The HR Ratings report explains that the economic slowdown has several causes. First, uncertainty surrounding the renegotiation of the United States-Mexico-Canada Agreement (USMCA) has slowed private investment, negatively impacting production chains, especially in sectors such as automotive and durable goods.
Furthermore, the stagnation in formal job creation and the moderation of consumer credit have impacted domestic demand. The situation is exacerbated by the negative performance of key sectors. The agricultural sector, for example, recorded a historic drop of 8.46% in the fourth quarter of 2024, while construction experienced a 2.2% reduction, affected by the decline in public and private works.
HR Ratings warns that these data do not consider the potential impact of tariffs that the United States could impose on Mexican exports, which could further worsen the economic outlook. If these tariffs materialize, growth could be even lower.
Regarding inflation, it is expected to close 2025 at 3.70%, within the upper range of Banxico’s target, although with upside risks due to price pressures on services and food. The interest rate is expected to remain at 8.0%, after cumulative cuts of 150 basis points in response to the economic slowdown. However, Banxico faces the dilemma of loosening monetary policy without jeopardizing the stability of the exchange rate, which HR Ratings projects at 21 pesos per dollar.

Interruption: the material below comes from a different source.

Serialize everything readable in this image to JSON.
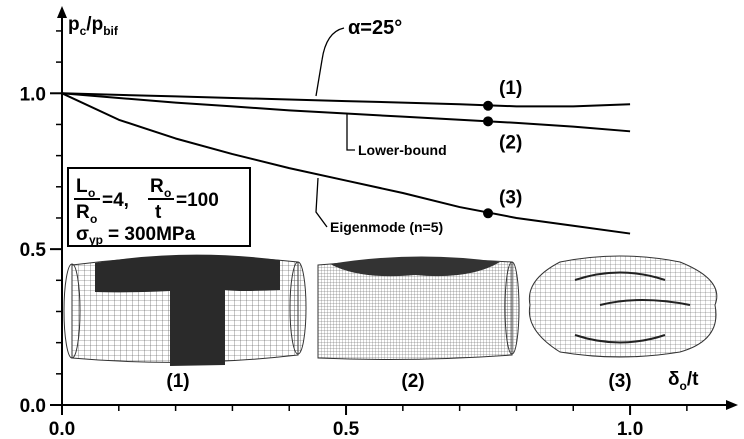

Although the IMF maintains a more optimistic projection for Mexico, at 1.4% in 2025, HR Ratings points out that the international organization did not consider the contraction in the fourth quarter of 2024 or trade tensions.
As for the United States, growth of 2.0% is expected, below the 2.7% projected by the IMF, due to potential tariffs and the depletion of household savings.
The rating agency points out that the Mexican economy faces a difficult 2025, with little room for expansionary fiscal and monetary policies. The renegotiation of the USMCA and US trade decisions will be determining factors.
HR Ratings emphasizes that, without structural reforms that boost productivity, average growth will remain below 2% in the medium term, far from the pre-pandemic potential.